ESRI Discussion Paper Series No.62
Why Did Deflation in the 19th Century Start and End?

September, 2003
Yutaka Harada
(Executive Research Fellow,Economic and Social Research Institute, Cabinet Office)
Kazuyoshi Nakata
(Deputy Director for Overseas Economies, Cabinet Office)
Megumi Sagara
(Graduate Student, Graduate School of Economics, Keio University)

The full text is written in Japanese.


Japan's economy today is plagued with a persistent deflation. From the early 1870s to the middle of the 1990s, however, Western countries too suffered from deflation. At that time, those countries experienced a fall in prices despite of a rise in money supply.

In Japan, there is a controversy whether monetary policy is useful in battling deflation. The experiences of Western countries in the 19th century will give us some insight and suggestions, but they may not fit Japan's economic situation today.

The lesson that we could obtain from those experiences is simple. The reason why prices fell significantly while the money supply increased sharply in that age is that real production increased even more rapidly. Prices fell more rapidly than the ratio of money to real production decreased. This occurred due to the increase of the desire for holding money among the people. That is, prices did not increase because real production increased and the ratio of money to GDP increased.

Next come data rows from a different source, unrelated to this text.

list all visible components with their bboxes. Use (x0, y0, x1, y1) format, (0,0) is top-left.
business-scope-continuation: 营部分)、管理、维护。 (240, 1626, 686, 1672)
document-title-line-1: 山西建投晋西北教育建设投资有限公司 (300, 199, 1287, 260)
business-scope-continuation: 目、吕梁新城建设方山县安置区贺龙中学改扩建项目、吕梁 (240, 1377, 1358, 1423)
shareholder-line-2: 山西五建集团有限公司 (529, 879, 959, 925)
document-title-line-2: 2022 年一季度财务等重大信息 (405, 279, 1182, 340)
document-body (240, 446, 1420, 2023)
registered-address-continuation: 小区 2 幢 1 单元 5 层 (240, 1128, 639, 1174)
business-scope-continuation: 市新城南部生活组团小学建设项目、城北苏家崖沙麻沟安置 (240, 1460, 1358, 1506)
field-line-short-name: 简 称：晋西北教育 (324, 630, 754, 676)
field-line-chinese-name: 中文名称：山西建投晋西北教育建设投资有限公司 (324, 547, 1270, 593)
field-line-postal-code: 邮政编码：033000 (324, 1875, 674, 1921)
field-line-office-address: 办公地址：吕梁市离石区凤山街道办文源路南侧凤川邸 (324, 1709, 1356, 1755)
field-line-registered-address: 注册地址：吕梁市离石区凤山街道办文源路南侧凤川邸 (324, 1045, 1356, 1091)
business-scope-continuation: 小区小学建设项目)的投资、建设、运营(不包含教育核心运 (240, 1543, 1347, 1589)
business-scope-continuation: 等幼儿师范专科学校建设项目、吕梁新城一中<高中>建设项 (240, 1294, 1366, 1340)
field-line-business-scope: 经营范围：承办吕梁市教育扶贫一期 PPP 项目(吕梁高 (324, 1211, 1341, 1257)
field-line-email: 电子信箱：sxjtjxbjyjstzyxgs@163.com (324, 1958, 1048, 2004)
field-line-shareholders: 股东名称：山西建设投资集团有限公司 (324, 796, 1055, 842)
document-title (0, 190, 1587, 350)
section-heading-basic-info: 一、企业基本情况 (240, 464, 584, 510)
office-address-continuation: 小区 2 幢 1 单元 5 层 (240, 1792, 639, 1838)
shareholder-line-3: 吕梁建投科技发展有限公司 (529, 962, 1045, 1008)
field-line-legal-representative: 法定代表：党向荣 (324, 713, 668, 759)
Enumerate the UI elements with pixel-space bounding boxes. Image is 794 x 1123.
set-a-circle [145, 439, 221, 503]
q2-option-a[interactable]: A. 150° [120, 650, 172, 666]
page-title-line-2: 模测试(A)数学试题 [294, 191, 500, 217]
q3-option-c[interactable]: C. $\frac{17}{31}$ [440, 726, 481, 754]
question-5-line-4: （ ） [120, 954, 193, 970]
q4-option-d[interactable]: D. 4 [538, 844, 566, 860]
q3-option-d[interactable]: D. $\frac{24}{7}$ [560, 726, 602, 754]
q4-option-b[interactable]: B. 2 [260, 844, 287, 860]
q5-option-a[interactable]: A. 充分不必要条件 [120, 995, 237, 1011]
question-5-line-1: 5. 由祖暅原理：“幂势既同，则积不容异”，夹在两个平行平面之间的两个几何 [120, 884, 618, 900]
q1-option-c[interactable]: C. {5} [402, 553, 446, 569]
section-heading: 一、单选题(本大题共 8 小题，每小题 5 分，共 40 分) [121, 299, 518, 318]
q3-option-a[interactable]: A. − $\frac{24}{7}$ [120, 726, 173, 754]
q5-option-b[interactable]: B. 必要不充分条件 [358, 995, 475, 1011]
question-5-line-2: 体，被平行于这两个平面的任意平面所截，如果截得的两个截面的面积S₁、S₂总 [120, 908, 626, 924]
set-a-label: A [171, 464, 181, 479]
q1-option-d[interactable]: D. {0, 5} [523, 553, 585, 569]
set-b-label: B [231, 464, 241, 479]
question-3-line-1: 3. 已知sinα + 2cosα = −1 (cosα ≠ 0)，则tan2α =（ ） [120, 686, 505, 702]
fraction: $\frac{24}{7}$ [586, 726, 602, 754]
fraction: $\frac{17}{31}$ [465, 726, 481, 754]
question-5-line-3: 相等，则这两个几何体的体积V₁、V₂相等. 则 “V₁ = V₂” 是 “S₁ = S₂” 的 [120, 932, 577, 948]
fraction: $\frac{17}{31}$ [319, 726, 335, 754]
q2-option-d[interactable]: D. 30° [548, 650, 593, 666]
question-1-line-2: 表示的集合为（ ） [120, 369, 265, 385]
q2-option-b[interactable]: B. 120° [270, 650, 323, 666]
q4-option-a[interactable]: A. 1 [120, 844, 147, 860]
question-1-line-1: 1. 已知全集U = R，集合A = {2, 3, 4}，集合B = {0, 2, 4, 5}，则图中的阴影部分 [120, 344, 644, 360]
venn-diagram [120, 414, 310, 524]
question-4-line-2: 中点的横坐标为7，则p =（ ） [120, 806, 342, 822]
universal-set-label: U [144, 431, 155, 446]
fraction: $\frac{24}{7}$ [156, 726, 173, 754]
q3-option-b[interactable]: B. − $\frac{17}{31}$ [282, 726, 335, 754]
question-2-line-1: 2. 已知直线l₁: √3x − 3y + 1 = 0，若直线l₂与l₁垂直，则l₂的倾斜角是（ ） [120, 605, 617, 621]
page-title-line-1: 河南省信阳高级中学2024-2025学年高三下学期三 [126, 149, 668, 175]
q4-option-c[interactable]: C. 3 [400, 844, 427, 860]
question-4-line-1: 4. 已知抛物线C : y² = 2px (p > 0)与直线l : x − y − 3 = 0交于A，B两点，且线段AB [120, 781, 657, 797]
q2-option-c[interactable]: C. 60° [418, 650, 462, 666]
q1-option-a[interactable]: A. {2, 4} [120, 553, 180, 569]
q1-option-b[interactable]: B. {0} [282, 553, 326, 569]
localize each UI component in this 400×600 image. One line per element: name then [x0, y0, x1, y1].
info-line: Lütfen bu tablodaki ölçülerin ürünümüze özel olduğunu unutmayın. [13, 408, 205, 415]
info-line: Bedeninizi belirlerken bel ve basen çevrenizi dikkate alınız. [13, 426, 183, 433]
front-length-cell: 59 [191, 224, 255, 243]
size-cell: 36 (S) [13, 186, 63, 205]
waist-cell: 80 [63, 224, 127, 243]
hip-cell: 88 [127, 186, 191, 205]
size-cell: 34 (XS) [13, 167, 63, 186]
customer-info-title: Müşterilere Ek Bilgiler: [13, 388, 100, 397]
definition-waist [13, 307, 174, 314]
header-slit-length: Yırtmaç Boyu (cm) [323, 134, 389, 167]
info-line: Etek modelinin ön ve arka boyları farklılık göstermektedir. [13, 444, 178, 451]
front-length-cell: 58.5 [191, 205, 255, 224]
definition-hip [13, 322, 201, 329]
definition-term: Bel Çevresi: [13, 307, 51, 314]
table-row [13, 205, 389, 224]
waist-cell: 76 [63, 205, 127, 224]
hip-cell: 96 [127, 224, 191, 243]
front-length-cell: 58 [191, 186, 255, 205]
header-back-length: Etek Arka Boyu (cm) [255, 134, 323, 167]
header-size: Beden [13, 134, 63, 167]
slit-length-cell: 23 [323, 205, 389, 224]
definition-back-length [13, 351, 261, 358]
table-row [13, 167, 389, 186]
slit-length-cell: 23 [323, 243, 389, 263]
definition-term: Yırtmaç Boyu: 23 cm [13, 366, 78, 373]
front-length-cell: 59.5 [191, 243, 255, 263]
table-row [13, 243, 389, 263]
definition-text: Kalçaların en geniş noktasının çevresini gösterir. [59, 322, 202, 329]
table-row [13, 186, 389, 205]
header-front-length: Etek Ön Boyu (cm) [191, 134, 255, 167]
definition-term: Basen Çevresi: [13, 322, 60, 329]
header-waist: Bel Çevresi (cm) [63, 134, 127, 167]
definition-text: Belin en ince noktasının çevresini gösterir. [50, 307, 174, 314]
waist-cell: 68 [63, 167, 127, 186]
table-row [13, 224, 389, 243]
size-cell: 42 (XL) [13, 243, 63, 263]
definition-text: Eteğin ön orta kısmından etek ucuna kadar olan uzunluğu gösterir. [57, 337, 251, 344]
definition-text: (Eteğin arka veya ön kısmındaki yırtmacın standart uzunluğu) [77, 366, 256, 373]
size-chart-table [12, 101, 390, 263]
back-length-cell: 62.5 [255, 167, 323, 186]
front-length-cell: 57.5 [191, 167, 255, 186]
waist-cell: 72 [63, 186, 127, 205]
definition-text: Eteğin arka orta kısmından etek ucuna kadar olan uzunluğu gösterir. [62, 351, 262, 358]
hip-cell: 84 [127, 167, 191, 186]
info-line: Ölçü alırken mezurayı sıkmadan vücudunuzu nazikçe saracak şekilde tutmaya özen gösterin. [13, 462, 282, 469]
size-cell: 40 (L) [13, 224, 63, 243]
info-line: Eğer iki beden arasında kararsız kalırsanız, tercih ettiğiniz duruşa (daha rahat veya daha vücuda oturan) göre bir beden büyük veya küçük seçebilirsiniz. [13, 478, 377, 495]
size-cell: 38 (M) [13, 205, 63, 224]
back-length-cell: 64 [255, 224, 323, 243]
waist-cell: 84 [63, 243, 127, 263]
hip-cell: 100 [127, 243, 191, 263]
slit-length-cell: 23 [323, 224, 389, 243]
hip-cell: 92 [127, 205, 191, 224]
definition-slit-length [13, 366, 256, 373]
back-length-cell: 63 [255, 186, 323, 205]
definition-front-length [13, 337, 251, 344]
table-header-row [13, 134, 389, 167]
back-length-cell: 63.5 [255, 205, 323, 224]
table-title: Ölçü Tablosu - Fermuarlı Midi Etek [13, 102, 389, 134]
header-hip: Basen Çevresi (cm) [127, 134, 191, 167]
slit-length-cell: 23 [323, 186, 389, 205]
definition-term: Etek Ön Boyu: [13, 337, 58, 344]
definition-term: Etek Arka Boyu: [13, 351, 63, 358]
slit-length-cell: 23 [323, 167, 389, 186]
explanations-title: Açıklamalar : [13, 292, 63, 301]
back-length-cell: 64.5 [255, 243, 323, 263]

Deflation in the 19th century ended in the middle of the 1990s, and prices began to increase gradually with the increase of base money. Why, then, did the base money increase? Because gold mines in South Africa and Canada were discovered and new technologies that better extracted gold from the mines were introduced. Base money controlled under the gold standard increased due to the increase in the production of gold. As the result, a period of deflation that lasted for 30 years came to an end. It is clear that this increment of money led to an overcoming of deflation; the discovery of gold is considered to be an exogenous factor.